Eben stepped toward him, and found himself nose to nose with Raven, instead. The silly garb smote him like a fist. The floppy hat and boy’s coat, shirt, and trousers. He should have seen right through it. Tyler obviously had. “That’s enough!” she said, giving him a shove. “He meant no harm!”
“Meant no harm! Spoken like an innocent! You don’t know him like I do!”
Tyler stepped in close, his voice gone soft and his drawl deepening. “He’s right, you know. He’s knows me very well, indeed. Mostly because we’re two of kind. Eben knows his way around most of the brothels on the eastern seaboard, and I’ve little doubt, a few in St. Louis.”
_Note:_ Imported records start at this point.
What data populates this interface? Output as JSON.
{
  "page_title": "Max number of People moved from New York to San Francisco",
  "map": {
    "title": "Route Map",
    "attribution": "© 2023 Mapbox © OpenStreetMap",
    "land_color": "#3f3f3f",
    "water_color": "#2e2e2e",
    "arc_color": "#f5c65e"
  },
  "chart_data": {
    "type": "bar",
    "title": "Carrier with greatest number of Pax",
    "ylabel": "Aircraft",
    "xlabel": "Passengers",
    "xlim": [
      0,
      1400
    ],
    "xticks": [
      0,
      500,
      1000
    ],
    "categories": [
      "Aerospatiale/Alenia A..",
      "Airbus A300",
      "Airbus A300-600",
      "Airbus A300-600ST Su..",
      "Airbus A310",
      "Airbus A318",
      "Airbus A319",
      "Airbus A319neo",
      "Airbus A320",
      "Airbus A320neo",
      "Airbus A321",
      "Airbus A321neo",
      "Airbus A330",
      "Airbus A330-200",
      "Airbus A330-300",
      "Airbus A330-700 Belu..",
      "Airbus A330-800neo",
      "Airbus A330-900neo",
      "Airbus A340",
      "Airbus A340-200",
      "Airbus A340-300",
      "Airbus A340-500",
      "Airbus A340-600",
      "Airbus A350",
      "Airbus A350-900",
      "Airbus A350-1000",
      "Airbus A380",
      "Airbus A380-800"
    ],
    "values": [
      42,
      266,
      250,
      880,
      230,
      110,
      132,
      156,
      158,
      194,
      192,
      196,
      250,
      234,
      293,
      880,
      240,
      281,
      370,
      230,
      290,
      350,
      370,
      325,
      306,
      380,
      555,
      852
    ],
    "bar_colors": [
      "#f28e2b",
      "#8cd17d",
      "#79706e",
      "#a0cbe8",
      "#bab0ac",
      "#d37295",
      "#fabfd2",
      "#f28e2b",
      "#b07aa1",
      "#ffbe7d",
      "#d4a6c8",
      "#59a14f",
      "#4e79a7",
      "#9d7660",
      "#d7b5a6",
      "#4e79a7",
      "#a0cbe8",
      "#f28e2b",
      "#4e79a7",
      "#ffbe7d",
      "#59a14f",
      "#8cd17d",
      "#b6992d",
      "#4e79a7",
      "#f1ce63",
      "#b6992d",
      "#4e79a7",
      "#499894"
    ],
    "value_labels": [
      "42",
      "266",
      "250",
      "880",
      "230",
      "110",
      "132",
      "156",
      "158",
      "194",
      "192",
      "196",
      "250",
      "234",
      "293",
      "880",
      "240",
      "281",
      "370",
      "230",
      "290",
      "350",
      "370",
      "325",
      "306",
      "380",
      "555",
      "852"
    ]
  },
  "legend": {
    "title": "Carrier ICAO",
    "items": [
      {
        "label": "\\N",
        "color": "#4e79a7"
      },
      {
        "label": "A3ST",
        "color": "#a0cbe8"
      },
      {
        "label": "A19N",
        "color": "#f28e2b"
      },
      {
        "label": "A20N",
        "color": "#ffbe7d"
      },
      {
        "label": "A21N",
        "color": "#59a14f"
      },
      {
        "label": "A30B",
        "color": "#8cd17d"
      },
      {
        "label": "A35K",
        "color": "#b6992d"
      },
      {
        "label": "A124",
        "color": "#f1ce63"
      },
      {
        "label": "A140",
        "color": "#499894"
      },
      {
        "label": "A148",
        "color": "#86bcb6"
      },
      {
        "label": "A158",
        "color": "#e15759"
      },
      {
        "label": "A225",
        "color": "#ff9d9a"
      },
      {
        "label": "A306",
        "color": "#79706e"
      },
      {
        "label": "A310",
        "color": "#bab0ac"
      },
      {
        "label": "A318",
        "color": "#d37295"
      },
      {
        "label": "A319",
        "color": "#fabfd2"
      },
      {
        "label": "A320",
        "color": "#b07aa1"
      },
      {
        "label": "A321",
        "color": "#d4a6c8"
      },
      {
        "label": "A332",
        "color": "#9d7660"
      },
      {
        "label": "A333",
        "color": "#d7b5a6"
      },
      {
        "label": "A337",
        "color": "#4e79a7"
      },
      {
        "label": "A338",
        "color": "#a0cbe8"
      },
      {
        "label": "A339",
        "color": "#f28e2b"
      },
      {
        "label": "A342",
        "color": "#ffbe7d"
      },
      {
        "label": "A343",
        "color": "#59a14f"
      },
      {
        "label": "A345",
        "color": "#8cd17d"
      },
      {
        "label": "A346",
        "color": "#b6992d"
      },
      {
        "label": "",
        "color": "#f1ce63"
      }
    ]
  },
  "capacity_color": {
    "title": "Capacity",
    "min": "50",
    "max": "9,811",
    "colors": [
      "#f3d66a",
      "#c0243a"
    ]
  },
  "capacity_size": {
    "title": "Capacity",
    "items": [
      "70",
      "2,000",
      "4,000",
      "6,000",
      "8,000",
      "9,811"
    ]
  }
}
“That doesn’t mean a damned thing.”
“If you weren’t such a brick-headed fool, you’d know that this didn’t mean anything, either! The truth is that I heard the cry of a cat that raised the hair on my neck, and I came to see if Rafe was all right. When the lion leapt from the boulder, I knocked her to the ground and my cufflink got caught in her hair. That’s all there was to it.”
Not ready to let it go, Eben set Raven aside, and palmed his knife again, this time burying it in the sapling an inch from Tyler’s head. “Keep your distance, or you’ll regret it.” Then, he turned to confront Raven, and found that she was gone. In the distance, he could hear her sobbing, underscored by the snapping of twigs and rustling of leaves. She was running blindly away from him, and headed straight for the cliffs.